Synthesis of metallo-intercalators
In the case of ruthenium intercalators, the general synthesis consists of preparing intercalative ligands followed by their coupling to a ruthenium metal complex coordinated by specific ancillary ligands. Examples of prior ruthenium complexes used as precursors for metallo-intercalators include cis-[Ru(bpy)2Cl2] and cis-[Ru(phen)2Cl2]∙2H2O, which can be synthesized into [Ru(bpy)2(maip)]2+, [Ru(bpy)2(paip)]2+, [Ru(bpy)2(bfipH)](ClO4)2, and Ru(phen)2(bfipH)](ClO4)2.
Mechanism of DNA-intercalation
Metallo-intercalators π-stack with unbroken DNA base pairs after entering via a groove, typically the major, (in contrast to metallo-insertors, which replace expelled base pairs after entering double stranded DNA via the minor groove). Intercalation of a metallo-intercalator creates less strain in the DNA duplex than insertion; metallo-insertors induce an untwist of the double helix and an opening of the phosphate backbone while metallo-intercalators marginally increase the rise and width of the major groove. Intercalation of metal compounds between DNA base pairs effectively stabilizes the double helix, increasing the melting temperature of the DNA duplex. Binding of metallo-intercalators to DNA is reversible and depends on the properties of the intercalating molecule. Metallo-intercalators with different metal centers, oxidation states, coordination geometries, and overall sizes will exhibit varying “depths of insertion”. For example, square planar complexes penetrate deeper into the DNA base pairs than octahedral or tetrahedral complexes do. Also, positive charges on the metallo-intercalator strengthen DNA-binding because of electrostatic attraction to the negatively charged sugar-phosphate backbone.
Metallo-intercalators have a variety of potential therapeutic applications as a result of their structural diversity and universal photooxidative properties.
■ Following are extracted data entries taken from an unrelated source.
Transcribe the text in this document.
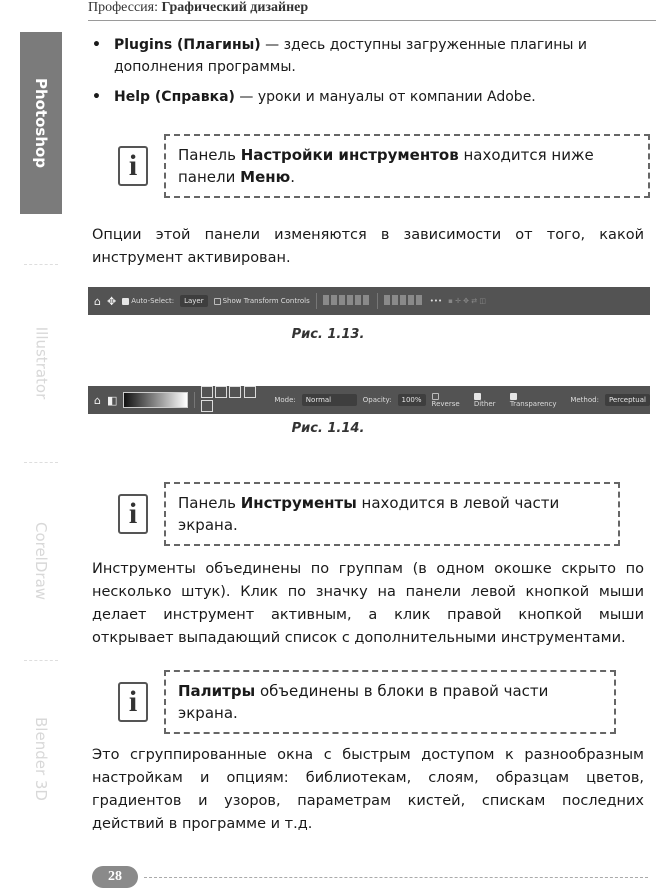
Профессия: Графический дизайнер
Photoshop
Illustrator
CorelDraw
Blender 3D
• Plugins (Плагины) — здесь доступны загруженные плагины и дополнения программы.
• Help (Справка) — уроки и мануалы от компании Adobe.
i	Панель Настройки инструментов находится ниже панели Меню.
Опции этой панели изменяются в зависимости от того, какой инструмент активирован.
⌂ ✥	Auto-Select:	Layer	Show Transform Controls	••• ▪ ✛ ✥ ⇄ ◫
Рис. 1.13.
⌂ ◧
	Mode:	Normal	Opacity:	100%	Reverse	Dither	Transparency	Method:	Perceptual
Рис. 1.14.
i	Панель Инструменты находится в левой части экрана.
Инструменты объединены по группам (в одном окошке скрыто по несколько штук). Клик по значку на панели левой кнопкой мыши делает инструмент активным, а клик правой кнопкой мыши открывает выпадающий список с дополнительными инструментами.
i	Палитры объединены в блоки в правой части экрана.
Это сгруппированные окна с быстрым доступом к разнообразным настройкам и опциям: библиотекам, слоям, образцам цветов, градиентов и узоров, параметрам кистей, спискам последних действий в программе и т.д.
28
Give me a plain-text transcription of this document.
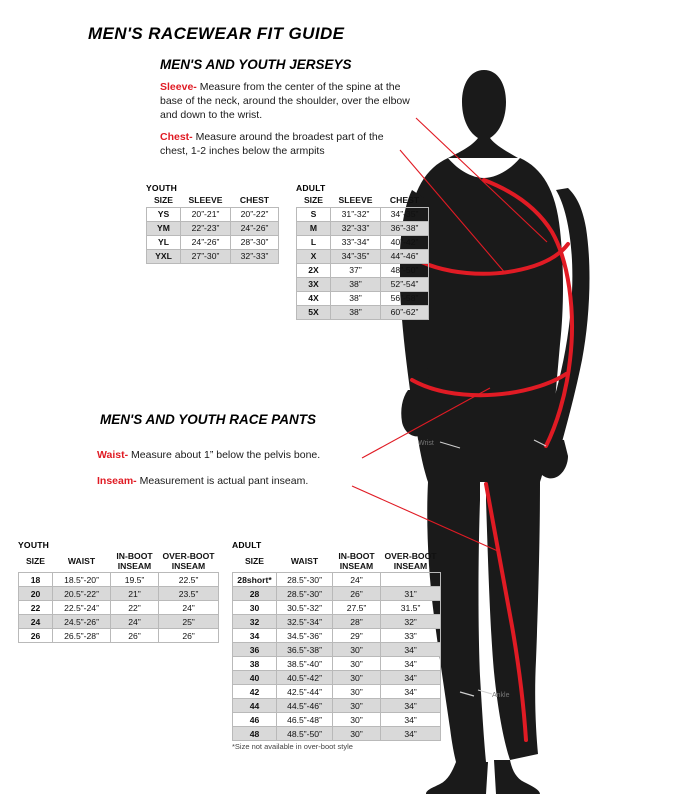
Wrist
Ankle
MEN'S RACEWEAR FIT GUIDE
MEN'S AND YOUTH JERSEYS
MEN'S AND YOUTH RACE PANTS
Sleeve- Measure from the center of the spine at the base of the neck, around the shoulder, over the elbow and down to the wrist.
Chest- Measure around the broadest part of the chest, 1-2 inches below the armpits
Waist- Measure about 1” below the pelvis bone.
Inseam- Measurement is actual pant inseam.
YOUTH
SIZE	SLEEVE	CHEST
YS	20”-21”	20”-22”
YM	22”-23”	24”-26”
YL	24”-26”	28”-30”
YXL	27”-30”	32”-33”
ADULT
SIZE	SLEEVE	CHEST
S	31”-32”	34”-35”
M	32”-33”	36”-38”
L	33”-34”	40”-42”
X	34”-35”	44”-46”
2X	37”	48”-50”
3X	38”	52”-54”
4X	38”	56”-58”
5X	38”	60”-62”
YOUTH
SIZE	WAIST	IN-BOOT
INSEAM	OVER-BOOT
INSEAM
18	18.5”-20”	19.5”	22.5”
20	20.5”-22”	21”	23.5”
22	22.5”-24”	22”	24”
24	24.5”-26”	24”	25”
26	26.5”-28”	26”	26”
ADULT
SIZE	WAIST	IN-BOOT
INSEAM	OVER-BOOT
INSEAM
28short*	28.5”-30”	24”	
28	28.5”-30”	26”	31”
30	30.5”-32”	27.5”	31.5”
32	32.5”-34”	28”	32”
34	34.5”-36”	29”	33”
36	36.5”-38”	30”	34”
38	38.5”-40”	30”	34”
40	40.5”-42”	30”	34”
42	42.5”-44”	30”	34”
44	44.5”-46”	30”	34”
46	46.5”-48”	30”	34”
48	48.5”-50”	30”	34”
*Size not available in over-boot style
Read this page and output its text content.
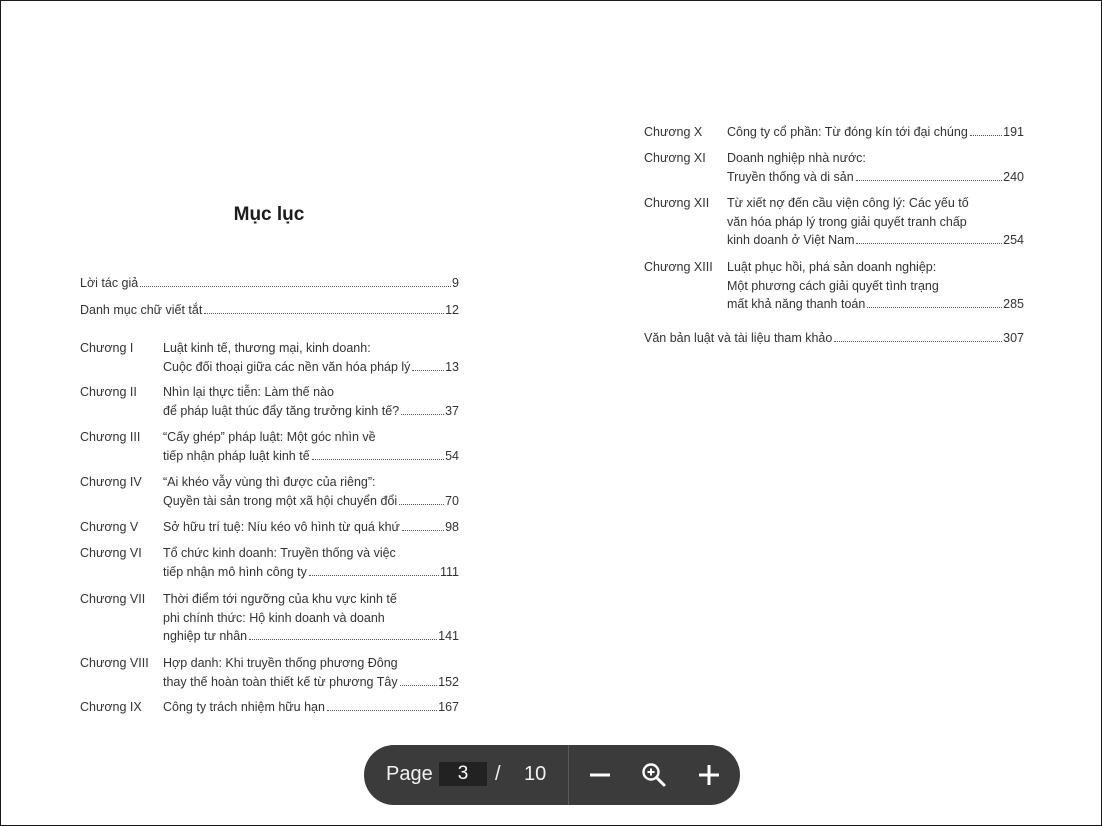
Mục lục
Lời tác giả	9
Danh mục chữ viết tắt	12
Chương I Luật kinh tế, thương mại, kinh doanh:
Cuộc đối thoại giữa các nền văn hóa pháp lý	13
Chương II Nhìn lại thực tiễn: Làm thế nào
để pháp luật thúc đẩy tăng trưởng kinh tế?	37
Chương III “Cấy ghép” pháp luật: Một góc nhìn về
tiếp nhận pháp luật kinh tế	54
Chương IV “Ai khéo vẫy vùng thì được của riêng”:
Quyền tài sản trong một xã hội chuyển đổi	70
Chương V Sở hữu trí tuệ: Níu kéo vô hình từ quá khứ	98
Chương VI Tổ chức kinh doanh: Truyền thống và việc
tiếp nhận mô hình công ty	111
Chương VII Thời điểm tới ngưỡng của khu vực kinh tế
phi chính thức: Hộ kinh doanh và doanh
nghiệp tư nhân	141
Chương VIII Hợp danh: Khi truyền thống phương Đông
thay thế hoàn toàn thiết kế từ phương Tây	152
Chương IX Công ty trách nhiệm hữu hạn	167
Chương X Công ty cổ phần: Từ đóng kín tới đại chúng	191
Chương XI Doanh nghiệp nhà nước:
Truyền thống và di sản	240
Chương XII Từ xiết nợ đến cầu viện công lý: Các yếu tố
văn hóa pháp lý trong giải quyết tranh chấp
kinh doanh ở Việt Nam	254
Chương XIII Luật phục hồi, phá sản doanh nghiệp:
Một phương cách giải quyết tình trạng
mất khả năng thanh toán	285
Văn bản luật và tài liệu tham khảo	307
Page
3	/ 10
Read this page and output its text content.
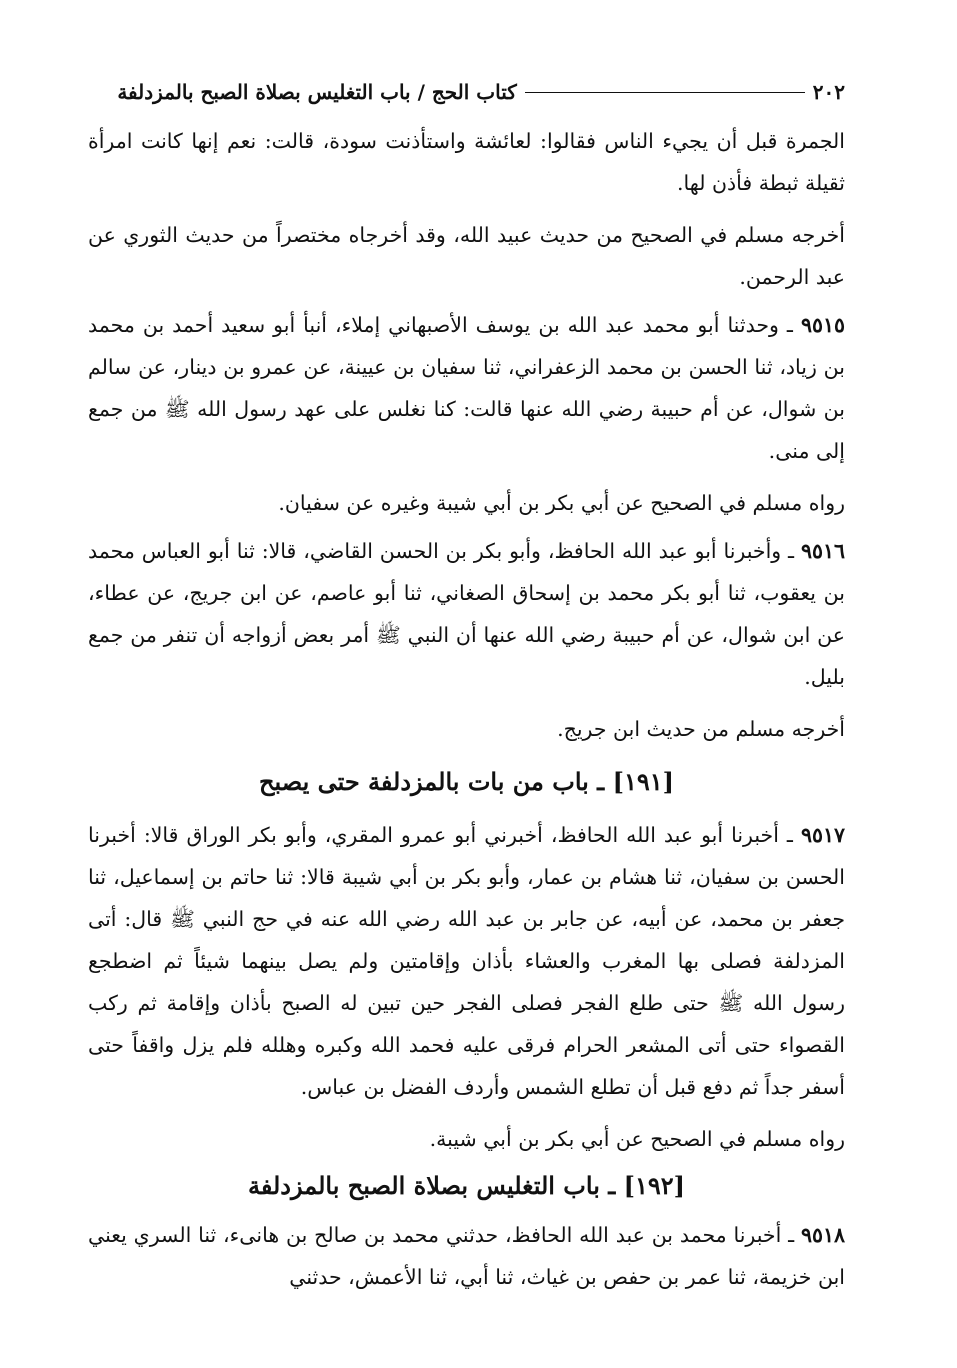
٢٠٢
كتاب الحج / باب التغليس بصلاة الصبح بالمزدلفة

الجمرة قبل أن يجيء الناس فقالوا: لعائشة واستأذنت سودة، قالت: نعم إنها كانت امرأة ثقيلة ثبطة فأذن لها.

أخرجه مسلم في الصحيح من حديث عبيد الله، وقد أخرجاه مختصراً من حديث الثوري عن عبد الرحمن.

٩٥١٥ ـ وحدثنا أبو محمد عبد الله بن يوسف الأصبهاني إملاء، أنبأ أبو سعيد أحمد بن محمد بن زياد، ثنا الحسن بن محمد الزعفراني، ثنا سفيان بن عيينة، عن عمرو بن دينار، عن سالم بن شوال، عن أم حبيبة رضي الله عنها قالت: كنا نغلس على عهد رسول الله ﷺ من جمع إلى منى.

رواه مسلم في الصحيح عن أبي بكر بن أبي شيبة وغيره عن سفيان.

٩٥١٦ ـ وأخبرنا أبو عبد الله الحافظ، وأبو بكر بن الحسن القاضي، قالا: ثنا أبو العباس محمد بن يعقوب، ثنا أبو بكر محمد بن إسحاق الصغاني، ثنا أبو عاصم، عن ابن جريج، عن عطاء، عن ابن شوال، عن أم حبيبة رضي الله عنها أن النبي ﷺ أمر بعض أزواجه أن تنفر من جمع بليل.

أخرجه مسلم من حديث ابن جريج.

[١٩١] ـ باب من بات بالمزدلفة حتى يصبح

٩٥١٧ ـ أخبرنا أبو عبد الله الحافظ، أخبرني أبو عمرو المقري، وأبو بكر الوراق قالا: أخبرنا الحسن بن سفيان، ثنا هشام بن عمار، وأبو بكر بن أبي شيبة قالا: ثنا حاتم بن إسماعيل، ثنا جعفر بن محمد، عن أبيه، عن جابر بن عبد الله رضي الله عنه في حج النبي ﷺ قال: أتى المزدلفة فصلى بها المغرب والعشاء بأذان وإقامتين ولم يصل بينهما شيئاً ثم اضطجع رسول الله ﷺ حتى طلع الفجر فصلى الفجر حين تبين له الصبح بأذان وإقامة ثم ركب القصواء حتى أتى المشعر الحرام فرقى عليه فحمد الله وكبره وهلله فلم يزل واقفاً حتى أسفر جداً ثم دفع قبل أن تطلع الشمس وأردف الفضل بن عباس.

رواه مسلم في الصحيح عن أبي بكر بن أبي شيبة.

[١٩٢] ـ باب التغليس بصلاة الصبح بالمزدلفة

٩٥١٨ ـ أخبرنا محمد بن عبد الله الحافظ، حدثني محمد بن صالح بن هانىء، ثنا السري يعني ابن خزيمة، ثنا عمر بن حفص بن غياث، ثنا أبي، ثنا الأعمش، حدثني
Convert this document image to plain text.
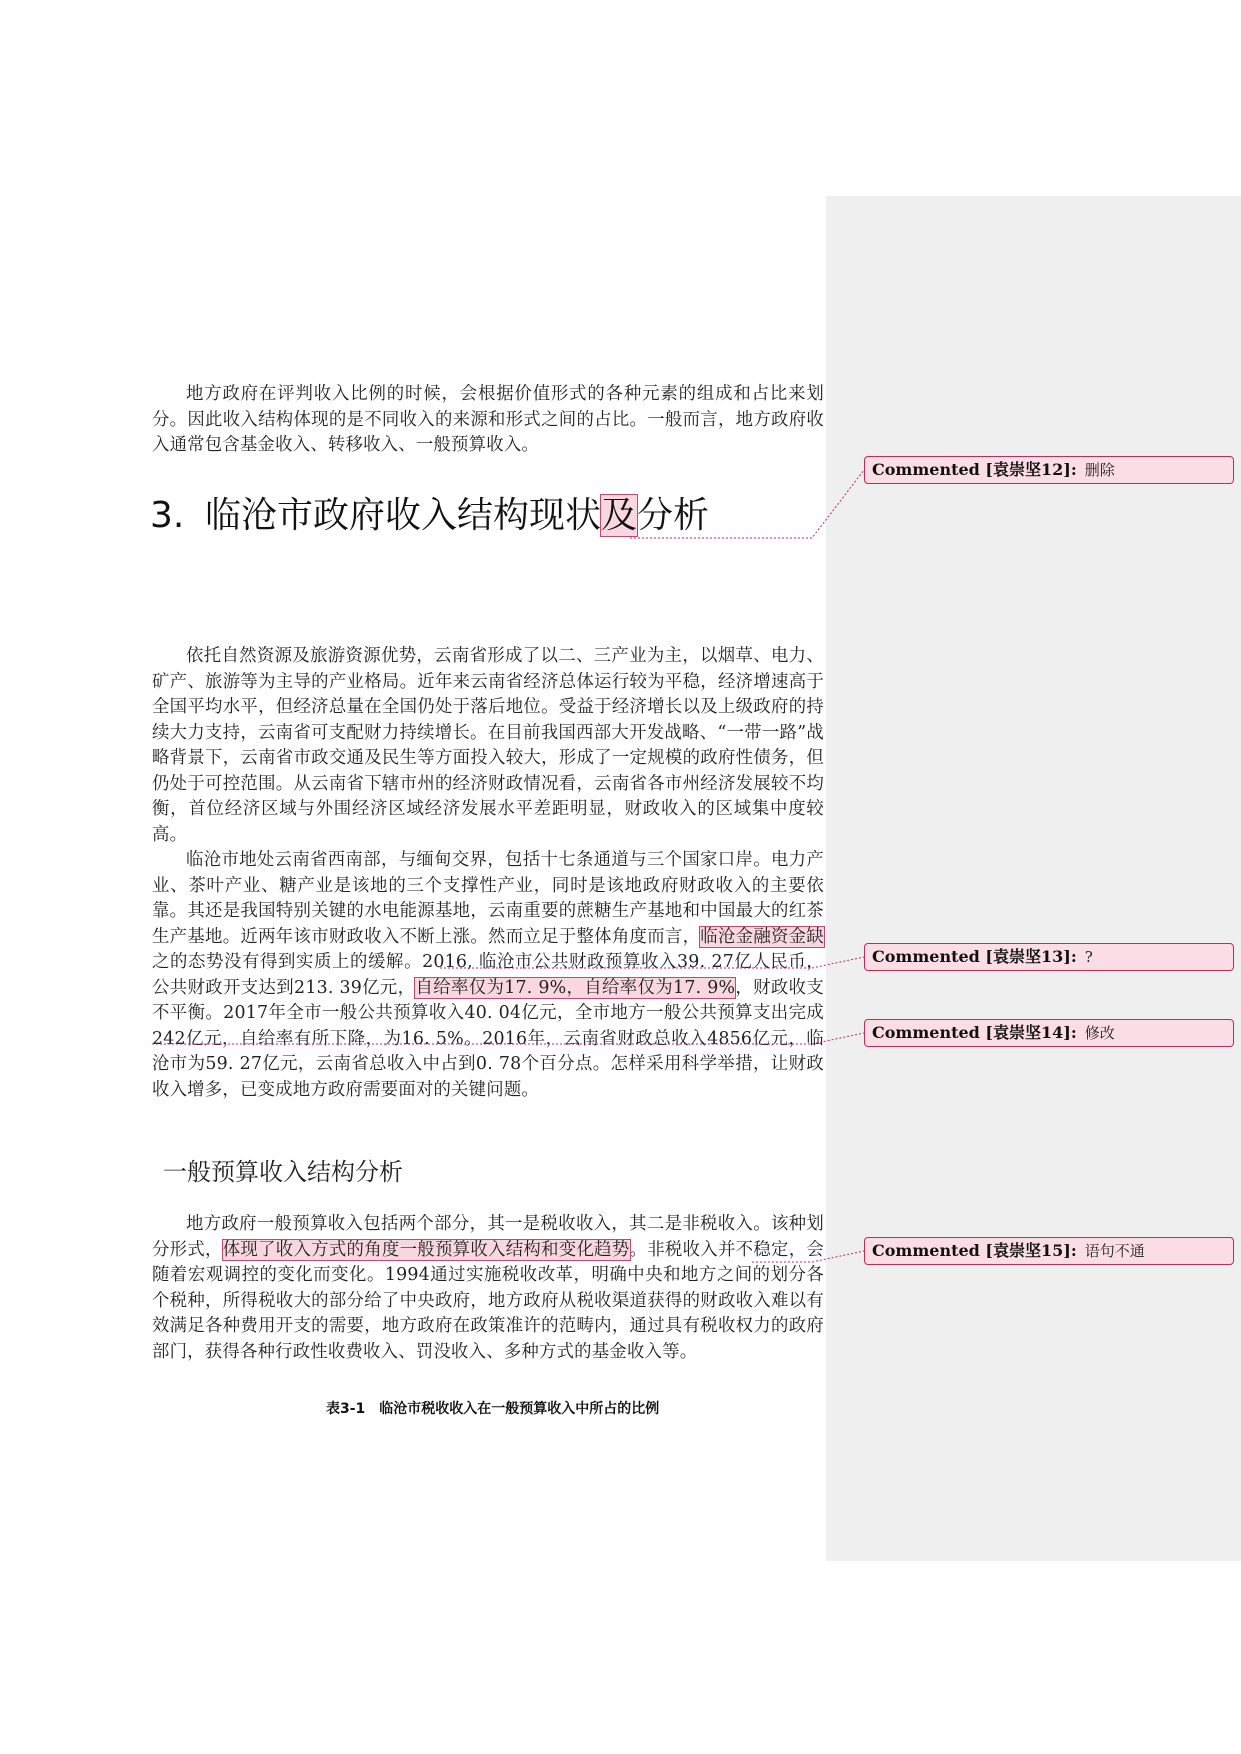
地方政府在评判收入比例的时候，会根据价值形式的各种元素的组成和占比来划分。因此收入结构体现的是不同收入的来源和形式之间的占比。一般而言，地方政府收入通常包含基金收入、转移收入、一般预算收入。

3. 临沧市政府收入结构现状及分析

依托自然资源及旅游资源优势，云南省形成了以二、三产业为主，以烟草、电力、矿产、旅游等为主导的产业格局。近年来云南省经济总体运行较为平稳，经济增速高于全国平均水平，但经济总量在全国仍处于落后地位。受益于经济增长以及上级政府的持续大力支持，云南省可支配财力持续增长。在目前我国西部大开发战略、“一带一路”战略背景下，云南省市政交通及民生等方面投入较大，形成了一定规模的政府性债务，但仍处于可控范围。从云南省下辖市州的经济财政情况看，云南省各市州经济发展较不均衡，首位经济区域与外围经济区域经济发展水平差距明显，财政收入的区域集中度较高。

临沧市地处云南省西南部，与缅甸交界，包括十七条通道与三个国家口岸。电力产业、茶叶产业、糖产业是该地的三个支撑性产业，同时是该地政府财政收入的主要依靠。其还是我国特别关键的水电能源基地，云南重要的蔗糖生产基地和中国最大的红茶生产基地。近两年该市财政收入不断上涨。然而立足于整体角度而言，临沧金融资金缺之的态势没有得到实质上的缓解。2016, 临沧市公共财政预算收入39. 27亿人民币，公共财政开支达到213. 39亿元，自给率仅为17. 9%，自给率仅为17. 9%，财政收支不平衡。2017年全市一般公共预算收入40. 04亿元，全市地方一般公共预算支出完成242亿元，自给率有所下降，为16. 5%。2016年，云南省财政总收入4856亿元，临沧市为59. 27亿元，云南省总收入中占到0. 78个百分点。怎样采用科学举措，让财政收入增多，已变成地方政府需要面对的关键问题。

一般预算收入结构分析

地方政府一般预算收入包括两个部分，其一是税收收入，其二是非税收入。该种划分形式，体现了收入方式的角度一般预算收入结构和变化趋势。非税收入并不稳定，会随着宏观调控的变化而变化。1994通过实施税收改革，明确中央和地方之间的划分各个税种，所得税收大的部分给了中央政府，地方政府从税收渠道获得的财政收入难以有效满足各种费用开支的需要，地方政府在政策准许的范畴内，通过具有税收权力的政府部门，获得各种行政性收费收入、罚没收入、多种方式的基金收入等。

表3-1　临沧市税收收入在一般预算收入中所占的比例
Commented [袁崇坚12]: 删除
Commented [袁崇坚13]: ?
Commented [袁崇坚14]: 修改
Commented [袁崇坚15]: 语句不通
One possible therapeutic application of metallo-intercalators is to combat cancerous tumor cells within the body by targeting specific mismatched DNA base pairs; the ability to modify the ligands bound to the metal center allows for a high degree of specificity in the binding interactions between the metallo-intercalator and the DNA sequence. For example, the ligand 5,6-chrysenequinone diimine (chrysi) and its analogues are designed to be too wide to fit inside the normal span of the base pairs of B-DNA, causing it to bind instead to the wider portions of the helix at destabilized sites of mismatched bases. After intercalation, the sample can be photoactivated by absorbing energy during irradiation with short wavelength light. This activation causes the metallo-intercalator's photooxidative properties to induce a cleavage of the sugar phosphate backbone at the site of mismatch through a radical mechanism. Even in the absence of irradiation, the interactions between the metallo-intercalator and DNA can substantially decrease the proliferation of cells containing DNA with mismatched base pairs.